Pflege für alternde Migranten

Seniorin und Altenpflegerin sitzen gemeinsam auf einem Sofa

Pflege für alternde Migranten

Von Nina Magoley

  • Ehemalige Gastarbeiter werden alt - und teils pflegebedürftig
  • Altenheime für Migranten bisher rar
  • Politik sieht jetzt Handlungsbedarf

Für Maria Hanisch gehört der Umgang mit älteren Menschen mit Migrationshintergrund längst zum Alltag: Seit Jahrzehnten arbeitet sie in der Altenpflege der Caritas in Köln.

Ausgewiesene Seniorenheime für Migranten gibt es nur zwei in NRW: in Köln und in Duisburg. Dabei steigt die Zahl der Menschen, die in der ersten Generation nach Deutschland kamen und nun alt und auf Hilfe angewiesen sind.

Hemmschwelle ist hoch

Die Hemmschwelle, Angehörige in ein Altenheim zu geben, sei besonders in muslimischen Migrantenfamilien noch sehr hoch, sagt Hanisch: "Der Koran fordert, dass Alte und behinderte von der Familie gepflegt werden." Doch die Lebenswirklichkeit der Verwandten in der zweiten und dritten Generation lasse das oft genauso wenig zu wie in vielen deutschstämmigen Familien.

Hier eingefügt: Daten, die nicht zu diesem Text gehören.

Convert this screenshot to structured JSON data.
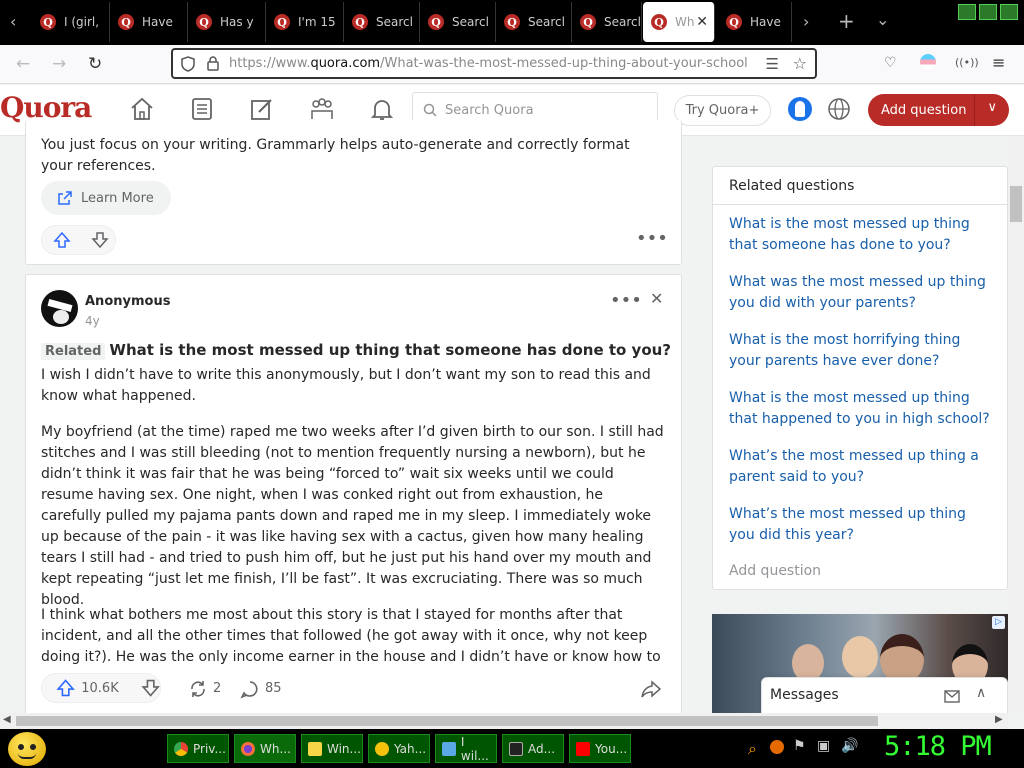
{
  "browser": {
    "tabs": [
      {
        "label": "I (girl,"
      },
      {
        "label": "Have"
      },
      {
        "label": "Has y"
      },
      {
        "label": "I'm 15"
      },
      {
        "label": "Searcl"
      },
      {
        "label": "Searcl"
      },
      {
        "label": "Searcl"
      },
      {
        "label": "Searcl"
      },
      {
        "label": "Wh"
      },
      {
        "label": "Have"
      }
    ],
    "url_prefix": "https://www.",
    "url_domain": "quora.com",
    "url_path": "/What-was-the-most-messed-up-thing-about-your-school"
  },
  "quora_nav": {
    "logo": "Quora",
    "search_placeholder": "Search Quora",
    "try_label": "Try Quora+",
    "add_question_label": "Add question"
  },
  "ad_card": {
    "text": "You just focus on your writing. Grammarly helps auto-generate and correctly format your references.",
    "learn_more": "Learn More"
  },
  "answer": {
    "author": "Anonymous",
    "age": "4y",
    "related_tag": "Related",
    "question": "What is the most messed up thing that someone has done to you?",
    "paragraphs": [
      "I wish I didn’t have to write this anonymously, but I don’t want my son to read this and know what happened.",
      "My boyfriend (at the time) raped me two weeks after I’d given birth to our son. I still had stitches and I was still bleeding (not to mention frequently nursing a newborn), but he didn’t think it was fair that he was being “forced to” wait six weeks until we could resume having sex. One night, when I was conked right out from exhaustion, he carefully pulled my pajama pants down and raped me in my sleep. I immediately woke up because of the pain - it was like having sex with a cactus, given how many healing tears I still had - and tried to push him off, but he just put his hand over my mouth and kept repeating “just let me finish, I’ll be fast”. It was excruciating. There was so much blood.",
      "I think what bothers me most about this story is that I stayed for months after that incident, and all the other times that followed (he got away with it once, why not keep doing it?). He was the only income earner in the house and I didn’t have or know how to obtain the resources"
    ],
    "upvotes": "10.6K",
    "shares": "2",
    "comments": "85"
  },
  "related": {
    "title": "Related questions",
    "questions": [
      "What is the most messed up thing that someone has done to you?",
      "What was the most messed up thing you did with your parents?",
      "What is the most horrifying thing your parents have ever done?",
      "What is the most messed up thing that happened to you in high school?",
      "What’s the most messed up thing a parent said to you?",
      "What’s the most messed up thing you did this year?"
    ],
    "add_question": "Add question"
  },
  "messages_label": "Messages",
  "taskbar": {
    "items": [
      {
        "label": "Priv..."
      },
      {
        "label": "Wh..."
      },
      {
        "label": "Win..."
      },
      {
        "label": "Yah..."
      },
      {
        "label": "I wil..."
      },
      {
        "label": "Ad..."
      },
      {
        "label": "You..."
      }
    ],
    "clock": "5:18 PM"
  }
}
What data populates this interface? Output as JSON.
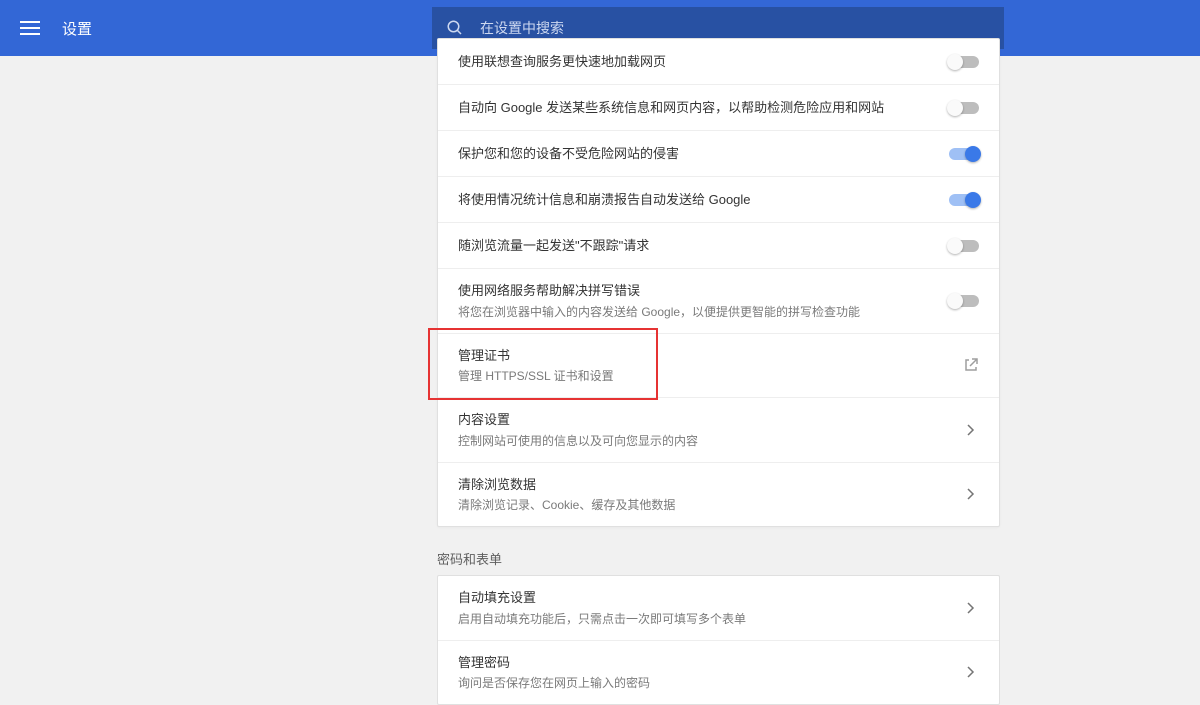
{
  "header": {
    "title": "设置",
    "search_placeholder": "在设置中搜索"
  },
  "settings_rows": [
    {
      "title": "使用联想查询服务更快速地加载网页",
      "sub": "",
      "control": "toggle",
      "on": false
    },
    {
      "title": "自动向 Google 发送某些系统信息和网页内容，以帮助检测危险应用和网站",
      "sub": "",
      "control": "toggle",
      "on": false
    },
    {
      "title": "保护您和您的设备不受危险网站的侵害",
      "sub": "",
      "control": "toggle",
      "on": true
    },
    {
      "title": "将使用情况统计信息和崩溃报告自动发送给 Google",
      "sub": "",
      "control": "toggle",
      "on": true
    },
    {
      "title": "随浏览流量一起发送\"不跟踪\"请求",
      "sub": "",
      "control": "toggle",
      "on": false
    },
    {
      "title": "使用网络服务帮助解决拼写错误",
      "sub": "将您在浏览器中输入的内容发送给 Google，以便提供更智能的拼写检查功能",
      "control": "toggle",
      "on": false
    },
    {
      "title": "管理证书",
      "sub": "管理 HTTPS/SSL 证书和设置",
      "control": "external"
    },
    {
      "title": "内容设置",
      "sub": "控制网站可使用的信息以及可向您显示的内容",
      "control": "chevron"
    },
    {
      "title": "清除浏览数据",
      "sub": "清除浏览记录、Cookie、缓存及其他数据",
      "control": "chevron"
    }
  ],
  "section2_label": "密码和表单",
  "section2_rows": [
    {
      "title": "自动填充设置",
      "sub": "启用自动填充功能后，只需点击一次即可填写多个表单",
      "control": "chevron"
    },
    {
      "title": "管理密码",
      "sub": "询问是否保存您在网页上输入的密码",
      "control": "chevron"
    }
  ]
}
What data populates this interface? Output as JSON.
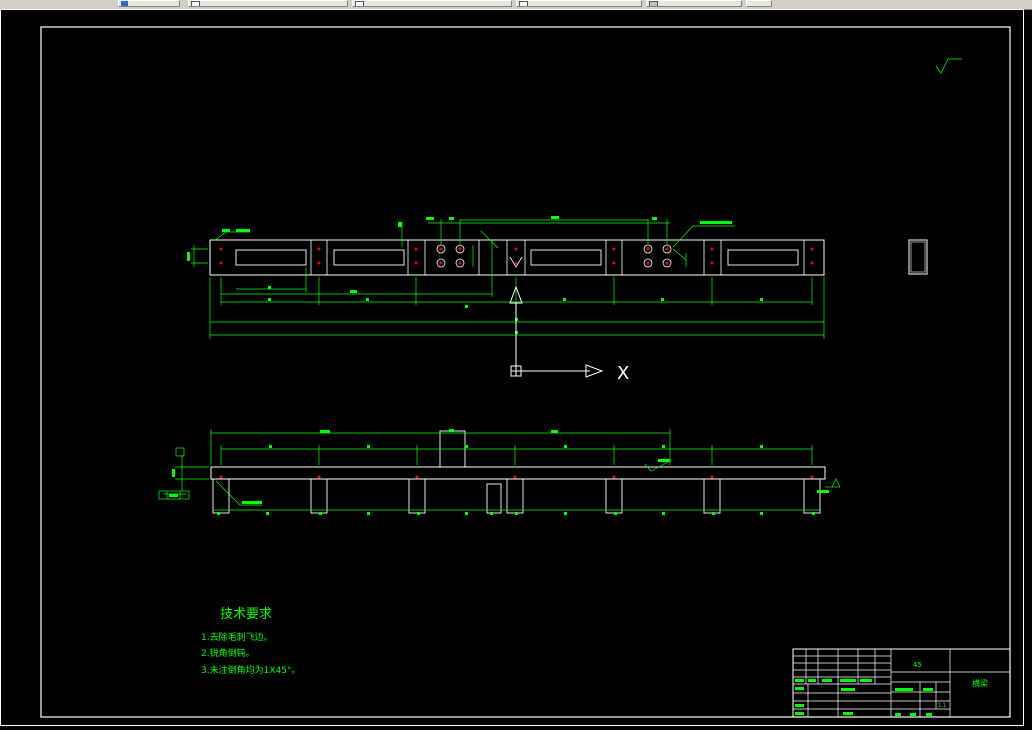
{
  "taskbar": {
    "items": [
      {
        "label": ""
      },
      {
        "label": ""
      },
      {
        "label": ""
      },
      {
        "label": ""
      },
      {
        "label": ""
      },
      {
        "label": ""
      }
    ]
  },
  "drawing": {
    "axis_label": "X",
    "roughness_note": "",
    "technical_requirements": {
      "title": "技术要求",
      "items": [
        "1.去除毛刺飞边。",
        "2.锐角倒钝。",
        "3.未注倒角均为1X45°。"
      ]
    },
    "title_block": {
      "material": "45",
      "part_name": "横梁",
      "scale": "1:1"
    }
  },
  "colors": {
    "background": "#000000",
    "geometry": "#ffffff",
    "dimension": "#00ff00",
    "center_mark": "#ff0000"
  },
  "icons": [
    "blue-arrow-icon",
    "cube-icon",
    "document-icon",
    "window-icon"
  ]
}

Pflege für alternde Migranten

WDR 5 Westblick - aktuell | 09.01.2019 | 04:38 Min.

Download

Trotzdem können sich einer Studie zufolge nur rund ein Drittel der befragten Muslime in Deutschland vorstellen, einen pflegebedürftigen Angehörigen ins Seniorenheim zu geben. 91 Prozent möchten ihre Verwandten am liebsten zuhause pflegen, mit Unterstützung durch ambulante Pflegekräfte.

Für den ambulanten Pflegedienst ist das eine besondere Aufgabe, sagt Maria Hanisch: "Schon bei der Ankunft muss ich mich fragen, ob ich die Wohnung mit Schuhen betreten darf oder ob ich sie besser ausziehe." Darf ein männlicher Pfleger mit einer Frau alleine im Raum bleiben? Viele solcher Aspekte gelte es zu berücksichtigen - "man muss sensibel sein".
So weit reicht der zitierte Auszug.